When I was a boy nothing fired my imagination more than the space program. My mother got me up before dawn in California so I could watch Alan Shepherd, Virgil Grissom, John Glenn and the others of our first astronauts "blast off" into the great beyond. Now, remarkable news has just come in of the first visual image of a planet orbiting a star other than our sun. This achievement owes its realization to the amazing capabilities of the Hubble Space Telescope and some remarkable persistence by the astronomical team on the job.
The star Fomalhaut is a main sequence white dwarf star, similar to our sun, about 25 light years from Earth. By astronomical measures that is pretty close to our own neighborhood, though in more familiar terms it is a long way- over 150 trillion miles. As early as the 1980s Fomalhaut was observed to have a gas and debris disc around it, evidence of an early solar system still in formation. It is now thought the star and its system may only be 200 million years old. That is mere infancy compared to the 4.6 billion year age of our own system.
A planet has now been identified even in visual light. It is about three times the mass of Jupiter, orbiting over 10.7 billion miles from its star. That is much farther away than Pluto is from our sun. It is so far away that one orbit around Fomalhaut takes 872 years. The planet's gravity is apparently creating a gap in the disc, shepherding matter out of it. Click here for an article from NASA and the actual picture of Fomalhaut b, the newly discovered planet's tentative designation.
As our capacities improve it seems only a matter of time before we discover another world that supports life, if one exists relatively close to us. Such a planet would be easily identifiable from the spectrograph of an atmosphere that contained a lot of free oxygen and a replenishing quantity of methane.
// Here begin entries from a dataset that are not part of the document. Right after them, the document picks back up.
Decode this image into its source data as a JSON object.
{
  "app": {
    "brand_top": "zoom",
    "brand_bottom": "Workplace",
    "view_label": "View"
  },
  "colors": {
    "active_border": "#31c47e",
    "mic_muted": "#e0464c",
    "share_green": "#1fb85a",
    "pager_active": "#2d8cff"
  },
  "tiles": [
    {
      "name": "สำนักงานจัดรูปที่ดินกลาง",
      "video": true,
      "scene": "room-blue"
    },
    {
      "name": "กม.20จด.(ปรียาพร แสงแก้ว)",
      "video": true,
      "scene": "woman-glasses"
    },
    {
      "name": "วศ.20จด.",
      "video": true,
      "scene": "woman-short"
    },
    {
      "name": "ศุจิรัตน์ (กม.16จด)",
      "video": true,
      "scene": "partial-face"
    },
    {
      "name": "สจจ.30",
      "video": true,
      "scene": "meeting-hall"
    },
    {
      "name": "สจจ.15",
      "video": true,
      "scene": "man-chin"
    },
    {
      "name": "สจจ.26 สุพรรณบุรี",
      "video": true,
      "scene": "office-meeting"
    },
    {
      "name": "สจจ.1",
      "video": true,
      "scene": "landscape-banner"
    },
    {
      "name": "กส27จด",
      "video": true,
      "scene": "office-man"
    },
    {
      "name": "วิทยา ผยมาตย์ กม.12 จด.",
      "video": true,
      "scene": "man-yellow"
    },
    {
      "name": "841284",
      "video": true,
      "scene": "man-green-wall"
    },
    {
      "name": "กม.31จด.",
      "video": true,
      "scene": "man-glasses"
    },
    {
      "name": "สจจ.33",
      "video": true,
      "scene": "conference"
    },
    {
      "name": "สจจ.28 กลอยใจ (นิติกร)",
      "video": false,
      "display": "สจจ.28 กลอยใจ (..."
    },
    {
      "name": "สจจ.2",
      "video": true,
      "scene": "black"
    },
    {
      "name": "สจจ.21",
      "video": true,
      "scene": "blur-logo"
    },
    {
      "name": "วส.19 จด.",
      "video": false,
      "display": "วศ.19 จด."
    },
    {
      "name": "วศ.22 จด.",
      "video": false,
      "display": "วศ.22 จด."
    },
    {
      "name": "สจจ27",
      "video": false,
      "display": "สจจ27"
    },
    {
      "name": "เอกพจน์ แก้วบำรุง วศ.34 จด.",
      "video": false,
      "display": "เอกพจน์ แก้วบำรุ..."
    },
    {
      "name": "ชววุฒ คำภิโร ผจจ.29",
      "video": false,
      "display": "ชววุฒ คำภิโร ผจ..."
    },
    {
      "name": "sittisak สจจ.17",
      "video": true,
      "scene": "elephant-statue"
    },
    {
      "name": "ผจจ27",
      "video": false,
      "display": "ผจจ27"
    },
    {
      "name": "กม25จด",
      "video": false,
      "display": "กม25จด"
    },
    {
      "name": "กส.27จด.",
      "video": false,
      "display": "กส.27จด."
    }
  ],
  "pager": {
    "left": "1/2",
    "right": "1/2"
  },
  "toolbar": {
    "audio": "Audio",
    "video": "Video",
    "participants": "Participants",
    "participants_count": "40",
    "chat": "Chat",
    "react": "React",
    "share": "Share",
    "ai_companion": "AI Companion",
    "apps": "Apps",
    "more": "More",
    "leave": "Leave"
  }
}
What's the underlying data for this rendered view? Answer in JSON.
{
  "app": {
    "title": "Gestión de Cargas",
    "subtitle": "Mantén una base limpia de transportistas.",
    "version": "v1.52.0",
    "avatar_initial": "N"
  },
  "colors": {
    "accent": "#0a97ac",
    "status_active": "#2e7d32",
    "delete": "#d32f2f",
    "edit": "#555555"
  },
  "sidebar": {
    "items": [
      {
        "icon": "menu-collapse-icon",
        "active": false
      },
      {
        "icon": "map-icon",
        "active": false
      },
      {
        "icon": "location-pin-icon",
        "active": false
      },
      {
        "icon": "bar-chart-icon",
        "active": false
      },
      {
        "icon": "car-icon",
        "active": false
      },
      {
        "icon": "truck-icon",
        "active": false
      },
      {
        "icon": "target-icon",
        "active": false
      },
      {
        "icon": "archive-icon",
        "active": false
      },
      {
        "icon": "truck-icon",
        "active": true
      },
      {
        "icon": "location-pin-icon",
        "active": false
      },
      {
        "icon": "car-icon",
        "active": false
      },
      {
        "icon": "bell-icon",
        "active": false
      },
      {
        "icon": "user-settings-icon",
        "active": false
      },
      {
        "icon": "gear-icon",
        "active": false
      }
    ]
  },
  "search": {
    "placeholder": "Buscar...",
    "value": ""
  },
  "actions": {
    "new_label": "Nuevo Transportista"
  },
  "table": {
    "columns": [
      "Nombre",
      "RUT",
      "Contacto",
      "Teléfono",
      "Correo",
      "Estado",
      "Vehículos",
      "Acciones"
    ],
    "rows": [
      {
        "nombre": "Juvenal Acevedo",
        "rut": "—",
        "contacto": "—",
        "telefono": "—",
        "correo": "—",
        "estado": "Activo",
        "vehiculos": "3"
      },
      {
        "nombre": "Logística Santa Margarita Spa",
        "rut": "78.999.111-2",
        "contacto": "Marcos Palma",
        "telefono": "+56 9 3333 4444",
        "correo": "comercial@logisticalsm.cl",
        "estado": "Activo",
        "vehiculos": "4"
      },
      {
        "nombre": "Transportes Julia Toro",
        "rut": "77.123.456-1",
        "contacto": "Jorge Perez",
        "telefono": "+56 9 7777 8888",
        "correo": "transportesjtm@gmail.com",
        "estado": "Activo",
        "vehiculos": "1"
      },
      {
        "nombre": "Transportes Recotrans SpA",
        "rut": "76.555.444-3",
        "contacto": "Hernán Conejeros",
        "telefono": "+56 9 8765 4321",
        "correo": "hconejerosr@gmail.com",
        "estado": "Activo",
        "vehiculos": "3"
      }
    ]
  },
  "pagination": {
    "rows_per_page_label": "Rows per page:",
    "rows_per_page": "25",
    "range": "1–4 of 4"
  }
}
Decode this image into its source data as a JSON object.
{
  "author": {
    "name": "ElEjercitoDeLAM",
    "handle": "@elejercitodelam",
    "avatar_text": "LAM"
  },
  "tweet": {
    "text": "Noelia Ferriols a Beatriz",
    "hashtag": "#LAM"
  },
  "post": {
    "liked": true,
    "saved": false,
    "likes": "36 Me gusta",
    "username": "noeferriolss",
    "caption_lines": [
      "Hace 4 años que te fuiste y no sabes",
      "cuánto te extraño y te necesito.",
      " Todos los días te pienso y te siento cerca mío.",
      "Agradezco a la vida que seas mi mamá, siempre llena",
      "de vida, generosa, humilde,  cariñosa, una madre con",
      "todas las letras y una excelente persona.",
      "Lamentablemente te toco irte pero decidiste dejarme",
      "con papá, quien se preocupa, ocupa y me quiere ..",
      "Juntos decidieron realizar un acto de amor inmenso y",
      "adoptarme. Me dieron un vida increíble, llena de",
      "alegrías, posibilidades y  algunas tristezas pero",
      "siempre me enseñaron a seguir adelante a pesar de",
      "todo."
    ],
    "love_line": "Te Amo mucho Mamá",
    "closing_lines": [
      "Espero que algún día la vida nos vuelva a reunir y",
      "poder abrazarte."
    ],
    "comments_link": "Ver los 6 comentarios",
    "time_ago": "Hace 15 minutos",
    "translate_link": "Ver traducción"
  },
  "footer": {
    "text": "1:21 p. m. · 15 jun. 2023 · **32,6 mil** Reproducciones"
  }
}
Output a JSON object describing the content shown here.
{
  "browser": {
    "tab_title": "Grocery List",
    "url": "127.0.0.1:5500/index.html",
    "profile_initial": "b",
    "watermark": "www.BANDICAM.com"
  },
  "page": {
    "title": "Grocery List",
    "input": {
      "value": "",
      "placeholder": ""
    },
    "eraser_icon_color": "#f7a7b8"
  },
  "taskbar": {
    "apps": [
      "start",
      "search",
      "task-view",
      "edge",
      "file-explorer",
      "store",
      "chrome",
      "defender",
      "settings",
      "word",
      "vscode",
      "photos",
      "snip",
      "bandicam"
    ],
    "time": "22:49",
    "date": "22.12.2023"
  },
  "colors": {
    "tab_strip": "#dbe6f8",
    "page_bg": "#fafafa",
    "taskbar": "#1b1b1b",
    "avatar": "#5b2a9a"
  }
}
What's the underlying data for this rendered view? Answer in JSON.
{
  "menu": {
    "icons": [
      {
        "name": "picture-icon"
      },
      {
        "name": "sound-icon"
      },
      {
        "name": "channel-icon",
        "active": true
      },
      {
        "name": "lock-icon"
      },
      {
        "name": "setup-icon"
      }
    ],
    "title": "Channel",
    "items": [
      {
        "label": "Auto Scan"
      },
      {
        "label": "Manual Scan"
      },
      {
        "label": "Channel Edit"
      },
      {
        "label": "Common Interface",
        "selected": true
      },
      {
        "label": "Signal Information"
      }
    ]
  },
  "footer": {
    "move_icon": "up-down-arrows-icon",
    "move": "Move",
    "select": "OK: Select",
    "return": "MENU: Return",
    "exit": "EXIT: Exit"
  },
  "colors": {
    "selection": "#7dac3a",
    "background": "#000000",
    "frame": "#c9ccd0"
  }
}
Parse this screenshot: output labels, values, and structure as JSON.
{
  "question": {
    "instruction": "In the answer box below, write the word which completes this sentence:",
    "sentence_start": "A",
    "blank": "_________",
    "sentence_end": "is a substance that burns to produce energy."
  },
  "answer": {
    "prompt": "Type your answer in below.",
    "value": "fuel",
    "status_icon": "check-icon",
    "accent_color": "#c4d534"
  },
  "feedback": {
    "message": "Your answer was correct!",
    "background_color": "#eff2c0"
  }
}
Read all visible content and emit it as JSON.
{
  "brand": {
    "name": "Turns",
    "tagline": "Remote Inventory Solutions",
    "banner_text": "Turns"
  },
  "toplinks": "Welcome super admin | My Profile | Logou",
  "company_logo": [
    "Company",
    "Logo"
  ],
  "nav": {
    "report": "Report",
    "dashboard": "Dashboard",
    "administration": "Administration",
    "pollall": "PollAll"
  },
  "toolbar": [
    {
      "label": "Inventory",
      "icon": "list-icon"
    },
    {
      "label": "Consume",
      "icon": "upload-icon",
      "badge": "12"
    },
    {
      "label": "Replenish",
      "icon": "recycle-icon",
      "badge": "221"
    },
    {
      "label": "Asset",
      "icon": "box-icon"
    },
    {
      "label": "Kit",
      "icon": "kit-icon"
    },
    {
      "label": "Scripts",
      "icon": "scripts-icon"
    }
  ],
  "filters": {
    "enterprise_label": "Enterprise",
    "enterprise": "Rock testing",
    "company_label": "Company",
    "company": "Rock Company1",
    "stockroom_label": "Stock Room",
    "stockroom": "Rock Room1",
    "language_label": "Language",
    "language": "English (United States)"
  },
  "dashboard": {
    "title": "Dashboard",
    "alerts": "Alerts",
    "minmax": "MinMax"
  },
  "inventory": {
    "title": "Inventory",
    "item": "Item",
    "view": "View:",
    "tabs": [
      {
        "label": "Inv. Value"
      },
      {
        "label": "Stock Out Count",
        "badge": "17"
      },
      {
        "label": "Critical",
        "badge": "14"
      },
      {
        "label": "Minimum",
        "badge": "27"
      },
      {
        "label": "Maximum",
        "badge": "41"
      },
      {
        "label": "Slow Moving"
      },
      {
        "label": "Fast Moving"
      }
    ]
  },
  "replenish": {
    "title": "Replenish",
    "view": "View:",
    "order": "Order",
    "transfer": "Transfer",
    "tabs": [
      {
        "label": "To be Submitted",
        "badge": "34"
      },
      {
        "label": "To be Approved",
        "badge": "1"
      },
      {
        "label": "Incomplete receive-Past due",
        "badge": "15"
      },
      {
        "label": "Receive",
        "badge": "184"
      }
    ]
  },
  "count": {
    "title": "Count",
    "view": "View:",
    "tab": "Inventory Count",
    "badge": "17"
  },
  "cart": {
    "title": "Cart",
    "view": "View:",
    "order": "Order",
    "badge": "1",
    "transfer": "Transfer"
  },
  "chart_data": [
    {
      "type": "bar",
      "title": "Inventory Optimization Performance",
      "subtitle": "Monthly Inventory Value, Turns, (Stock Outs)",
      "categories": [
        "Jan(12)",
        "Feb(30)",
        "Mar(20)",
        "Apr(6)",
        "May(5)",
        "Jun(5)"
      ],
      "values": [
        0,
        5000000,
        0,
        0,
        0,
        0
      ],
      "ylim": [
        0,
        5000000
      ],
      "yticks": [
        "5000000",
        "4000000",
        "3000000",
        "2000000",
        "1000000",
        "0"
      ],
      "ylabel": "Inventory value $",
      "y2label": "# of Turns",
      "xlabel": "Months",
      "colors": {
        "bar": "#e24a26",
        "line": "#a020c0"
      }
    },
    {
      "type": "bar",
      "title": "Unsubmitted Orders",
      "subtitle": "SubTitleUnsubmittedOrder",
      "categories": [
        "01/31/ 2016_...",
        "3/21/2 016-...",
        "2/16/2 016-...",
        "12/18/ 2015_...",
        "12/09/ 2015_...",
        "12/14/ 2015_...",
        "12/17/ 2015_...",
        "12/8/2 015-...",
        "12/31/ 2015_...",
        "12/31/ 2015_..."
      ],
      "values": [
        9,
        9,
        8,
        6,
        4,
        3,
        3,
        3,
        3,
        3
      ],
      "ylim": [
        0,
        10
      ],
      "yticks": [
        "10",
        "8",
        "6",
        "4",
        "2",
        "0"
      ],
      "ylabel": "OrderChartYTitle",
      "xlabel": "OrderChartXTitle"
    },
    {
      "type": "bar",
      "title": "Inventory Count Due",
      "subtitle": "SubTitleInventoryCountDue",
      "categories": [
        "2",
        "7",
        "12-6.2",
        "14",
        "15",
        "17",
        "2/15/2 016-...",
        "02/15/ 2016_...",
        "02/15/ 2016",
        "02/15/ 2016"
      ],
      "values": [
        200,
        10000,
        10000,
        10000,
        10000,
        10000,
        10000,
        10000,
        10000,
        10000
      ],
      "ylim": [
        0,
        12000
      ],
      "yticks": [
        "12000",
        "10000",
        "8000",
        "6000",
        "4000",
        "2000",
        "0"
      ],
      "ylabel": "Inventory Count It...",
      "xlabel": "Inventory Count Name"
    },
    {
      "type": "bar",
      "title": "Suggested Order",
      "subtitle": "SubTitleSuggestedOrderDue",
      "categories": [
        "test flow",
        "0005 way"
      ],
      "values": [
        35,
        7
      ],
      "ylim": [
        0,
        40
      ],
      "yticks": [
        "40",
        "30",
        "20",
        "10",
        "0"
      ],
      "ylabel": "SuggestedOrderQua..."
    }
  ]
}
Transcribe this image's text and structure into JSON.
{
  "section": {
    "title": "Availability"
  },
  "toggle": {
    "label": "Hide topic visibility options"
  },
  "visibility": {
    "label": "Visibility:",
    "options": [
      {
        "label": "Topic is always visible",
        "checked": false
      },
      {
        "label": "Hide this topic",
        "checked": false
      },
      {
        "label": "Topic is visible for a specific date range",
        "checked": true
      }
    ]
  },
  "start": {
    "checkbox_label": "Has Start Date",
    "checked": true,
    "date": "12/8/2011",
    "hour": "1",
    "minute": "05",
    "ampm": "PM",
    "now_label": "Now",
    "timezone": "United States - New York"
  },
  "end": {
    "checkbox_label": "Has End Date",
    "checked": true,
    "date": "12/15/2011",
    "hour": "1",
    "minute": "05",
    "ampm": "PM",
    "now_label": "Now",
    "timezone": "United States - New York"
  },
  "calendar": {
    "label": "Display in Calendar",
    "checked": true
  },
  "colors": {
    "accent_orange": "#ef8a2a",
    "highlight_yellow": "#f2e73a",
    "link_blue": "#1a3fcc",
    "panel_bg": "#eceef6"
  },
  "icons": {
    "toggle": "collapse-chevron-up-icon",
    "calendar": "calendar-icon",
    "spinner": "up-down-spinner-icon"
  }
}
These characteristics would almost certainly be the byproducts of biological activity.
Given the progress of our detection systems and the nearly infinite number of stars and planets it seems increasingly likely that such a world will be found, even within the next few years. It will be interesting to say the least how such a discovery might affect such fields as philosophy, science, art and literature here on our little blue planet.
1 comment:
I must be woefully out of date with my science knowledge. I was still under the impression that Jupiter was about the largest a planet could get before the "planet" would self ignite under its own mass.
The discovery is amazing, especially considering the distances involved. I fully expect that we'll find planets that could contain life much like our own, in our own lifetimes. Whether we'll ever have contact with other forms of life, a lá Close Encounters of a Third Kind, remains to be seen. I've always maintained, however, that to believe that our planet is the only planet in the entire universe having intelligent life is naive and incredibly arrogant.